Secondly, Medicare establishes the norm for treatment. While it was said years ago when Medicare began that Medicare would not stand in the way between you and your doctor, you only need to look at policy like Diagnostic related groups (DRGs) to know that Medicare is controlling our medical care. Foe example, have you ever heard of people on Medicare stating that they have to leave the hospital way too early? DRGs establish the amount of money a hospital will receive for someone who is hospitalized based on their diagnosis. i.e. a person with a broken hip is usually released from the hospital (asked to leave or privately pay the hospital bill) after a recommended number of days.

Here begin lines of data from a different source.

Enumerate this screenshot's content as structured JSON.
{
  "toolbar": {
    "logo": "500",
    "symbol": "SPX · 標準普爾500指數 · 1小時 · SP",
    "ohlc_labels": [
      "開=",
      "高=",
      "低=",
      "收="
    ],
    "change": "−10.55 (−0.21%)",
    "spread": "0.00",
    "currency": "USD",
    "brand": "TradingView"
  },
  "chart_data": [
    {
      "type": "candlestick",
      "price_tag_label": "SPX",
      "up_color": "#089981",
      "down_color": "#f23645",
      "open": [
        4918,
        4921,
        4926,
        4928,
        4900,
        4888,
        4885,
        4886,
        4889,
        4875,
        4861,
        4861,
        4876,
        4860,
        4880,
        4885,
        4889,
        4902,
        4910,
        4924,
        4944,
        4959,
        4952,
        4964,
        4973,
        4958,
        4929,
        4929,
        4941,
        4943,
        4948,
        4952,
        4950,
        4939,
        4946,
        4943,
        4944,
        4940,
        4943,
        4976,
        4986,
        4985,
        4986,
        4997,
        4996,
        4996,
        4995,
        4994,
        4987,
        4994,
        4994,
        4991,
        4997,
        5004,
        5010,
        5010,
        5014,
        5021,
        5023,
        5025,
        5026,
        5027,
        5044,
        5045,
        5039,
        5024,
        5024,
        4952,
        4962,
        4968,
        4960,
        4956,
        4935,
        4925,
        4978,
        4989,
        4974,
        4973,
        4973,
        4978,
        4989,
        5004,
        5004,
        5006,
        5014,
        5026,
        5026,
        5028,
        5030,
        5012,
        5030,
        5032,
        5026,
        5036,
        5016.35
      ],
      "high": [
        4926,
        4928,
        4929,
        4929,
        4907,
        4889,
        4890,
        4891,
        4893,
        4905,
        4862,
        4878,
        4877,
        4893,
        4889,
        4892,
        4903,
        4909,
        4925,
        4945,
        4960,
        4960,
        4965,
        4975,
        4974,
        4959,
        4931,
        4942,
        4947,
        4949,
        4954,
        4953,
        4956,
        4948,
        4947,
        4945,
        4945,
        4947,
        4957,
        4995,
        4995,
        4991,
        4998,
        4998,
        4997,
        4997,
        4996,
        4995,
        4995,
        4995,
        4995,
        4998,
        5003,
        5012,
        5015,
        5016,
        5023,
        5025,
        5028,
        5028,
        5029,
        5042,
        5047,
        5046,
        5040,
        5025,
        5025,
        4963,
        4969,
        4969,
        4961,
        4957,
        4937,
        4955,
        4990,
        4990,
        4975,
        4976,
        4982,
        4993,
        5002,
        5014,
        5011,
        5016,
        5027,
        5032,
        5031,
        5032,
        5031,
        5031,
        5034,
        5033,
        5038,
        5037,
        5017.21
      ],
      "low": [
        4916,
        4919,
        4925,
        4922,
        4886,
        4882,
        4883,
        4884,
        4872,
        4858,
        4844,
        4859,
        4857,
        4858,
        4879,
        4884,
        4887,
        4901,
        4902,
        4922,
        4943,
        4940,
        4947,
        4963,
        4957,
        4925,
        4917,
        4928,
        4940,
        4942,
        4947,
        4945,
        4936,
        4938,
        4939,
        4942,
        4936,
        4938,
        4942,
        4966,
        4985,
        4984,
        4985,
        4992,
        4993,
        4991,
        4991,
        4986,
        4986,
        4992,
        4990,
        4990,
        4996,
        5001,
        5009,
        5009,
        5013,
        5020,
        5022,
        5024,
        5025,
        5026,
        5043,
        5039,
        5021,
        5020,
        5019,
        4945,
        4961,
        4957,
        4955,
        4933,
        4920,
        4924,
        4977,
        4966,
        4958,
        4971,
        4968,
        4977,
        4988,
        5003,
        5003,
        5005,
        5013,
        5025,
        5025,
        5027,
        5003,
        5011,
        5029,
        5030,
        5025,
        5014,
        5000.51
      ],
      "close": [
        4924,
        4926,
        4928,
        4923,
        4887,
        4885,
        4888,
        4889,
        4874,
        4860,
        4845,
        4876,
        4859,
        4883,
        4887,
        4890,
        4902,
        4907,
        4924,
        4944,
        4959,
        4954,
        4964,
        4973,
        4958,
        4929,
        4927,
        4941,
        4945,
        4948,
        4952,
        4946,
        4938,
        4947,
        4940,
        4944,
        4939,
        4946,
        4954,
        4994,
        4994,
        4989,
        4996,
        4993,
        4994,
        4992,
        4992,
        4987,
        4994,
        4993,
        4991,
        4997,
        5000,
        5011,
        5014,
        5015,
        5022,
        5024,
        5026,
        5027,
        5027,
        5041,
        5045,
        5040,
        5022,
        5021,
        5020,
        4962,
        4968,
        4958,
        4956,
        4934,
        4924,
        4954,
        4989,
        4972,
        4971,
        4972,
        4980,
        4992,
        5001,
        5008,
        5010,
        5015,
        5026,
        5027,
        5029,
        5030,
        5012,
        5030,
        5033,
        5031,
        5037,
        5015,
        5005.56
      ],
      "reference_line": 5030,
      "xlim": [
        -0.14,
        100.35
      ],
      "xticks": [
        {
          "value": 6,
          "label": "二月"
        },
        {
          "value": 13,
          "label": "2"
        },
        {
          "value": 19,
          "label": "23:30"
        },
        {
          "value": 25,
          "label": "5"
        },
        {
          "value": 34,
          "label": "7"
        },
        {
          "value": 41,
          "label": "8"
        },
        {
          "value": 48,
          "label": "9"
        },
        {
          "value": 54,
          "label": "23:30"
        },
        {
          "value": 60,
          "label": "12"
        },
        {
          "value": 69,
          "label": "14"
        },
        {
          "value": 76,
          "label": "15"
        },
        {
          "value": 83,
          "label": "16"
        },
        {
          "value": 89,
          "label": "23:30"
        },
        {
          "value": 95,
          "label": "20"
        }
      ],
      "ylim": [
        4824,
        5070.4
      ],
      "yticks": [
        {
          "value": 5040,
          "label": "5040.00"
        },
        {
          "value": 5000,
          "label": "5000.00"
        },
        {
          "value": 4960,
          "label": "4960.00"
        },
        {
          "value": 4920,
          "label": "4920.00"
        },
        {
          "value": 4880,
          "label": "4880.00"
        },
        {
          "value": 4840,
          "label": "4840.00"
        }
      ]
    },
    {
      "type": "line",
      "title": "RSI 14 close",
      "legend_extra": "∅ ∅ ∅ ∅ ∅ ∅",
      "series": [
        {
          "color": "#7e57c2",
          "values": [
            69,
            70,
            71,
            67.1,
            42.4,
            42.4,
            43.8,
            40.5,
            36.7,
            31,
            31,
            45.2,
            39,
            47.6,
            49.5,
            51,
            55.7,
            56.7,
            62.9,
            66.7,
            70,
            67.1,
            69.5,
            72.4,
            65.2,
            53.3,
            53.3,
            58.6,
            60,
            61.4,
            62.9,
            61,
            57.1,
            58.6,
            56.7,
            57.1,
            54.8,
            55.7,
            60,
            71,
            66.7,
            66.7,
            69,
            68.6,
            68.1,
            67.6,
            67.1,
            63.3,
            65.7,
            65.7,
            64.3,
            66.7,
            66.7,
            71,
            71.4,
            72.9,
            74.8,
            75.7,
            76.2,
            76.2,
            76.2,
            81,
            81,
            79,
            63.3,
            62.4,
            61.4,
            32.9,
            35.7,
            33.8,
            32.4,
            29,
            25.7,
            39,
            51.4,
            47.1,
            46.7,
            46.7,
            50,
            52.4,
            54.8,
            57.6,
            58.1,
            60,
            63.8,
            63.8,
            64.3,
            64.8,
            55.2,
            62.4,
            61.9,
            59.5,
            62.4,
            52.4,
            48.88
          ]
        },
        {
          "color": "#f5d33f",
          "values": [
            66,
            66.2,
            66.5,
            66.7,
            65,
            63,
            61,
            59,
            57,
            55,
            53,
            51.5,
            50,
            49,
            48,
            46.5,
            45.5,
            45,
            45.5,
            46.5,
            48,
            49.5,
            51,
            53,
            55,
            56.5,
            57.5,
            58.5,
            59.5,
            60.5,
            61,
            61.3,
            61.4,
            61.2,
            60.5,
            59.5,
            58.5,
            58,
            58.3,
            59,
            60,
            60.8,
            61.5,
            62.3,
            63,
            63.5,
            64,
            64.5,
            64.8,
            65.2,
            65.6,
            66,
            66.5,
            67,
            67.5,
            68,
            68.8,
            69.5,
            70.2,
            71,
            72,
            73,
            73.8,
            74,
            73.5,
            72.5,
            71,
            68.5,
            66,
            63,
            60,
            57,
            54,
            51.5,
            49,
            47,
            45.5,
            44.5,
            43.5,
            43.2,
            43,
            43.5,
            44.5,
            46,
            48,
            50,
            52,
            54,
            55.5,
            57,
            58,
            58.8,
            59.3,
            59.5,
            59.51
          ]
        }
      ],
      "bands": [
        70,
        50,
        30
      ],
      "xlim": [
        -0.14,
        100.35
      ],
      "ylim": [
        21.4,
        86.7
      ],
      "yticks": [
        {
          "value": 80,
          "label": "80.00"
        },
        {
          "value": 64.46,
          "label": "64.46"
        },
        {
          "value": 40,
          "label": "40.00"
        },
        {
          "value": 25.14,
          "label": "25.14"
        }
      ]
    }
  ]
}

Medicaid works much like Medicare with 40 – 60% of its funds coming from the federal government and clearly has problems including mis-utilization and late payments to providers for service rendered. In fact some providers are no longer accepting Medicaid patients. In fact “The “Wall Street Journal” op-ed on 4/17/09, Dr. Marc Siegel, an internist at New York University’s Langone Medical Center, writes, “More and more of my fellow doctors are turning away Medicare patients because of the diminished reimbursements and the growing delay in payments.” And the problem “is even worse with Medicaid.”
Another very important aspect of private insurance is the insurance agent. A professional will listen to your personal situation and be able to make recommendations specifically to you. Whether you should have a low deductible plan with a prescription drug card or a Health Savings Account – Qualified High Deductible Plan, your agent can help. What are your options? What company best offers what you need and possibly want? He or she should also be available to assist you with service issues and claims. Your insurance agent should be your advocate. Central Illinois has a large number of quality professional insurance agents.
Some reform will take place, and hopefully it will use history, current technology and sound logic to provide a sensible – dollar practical plan that all can live with.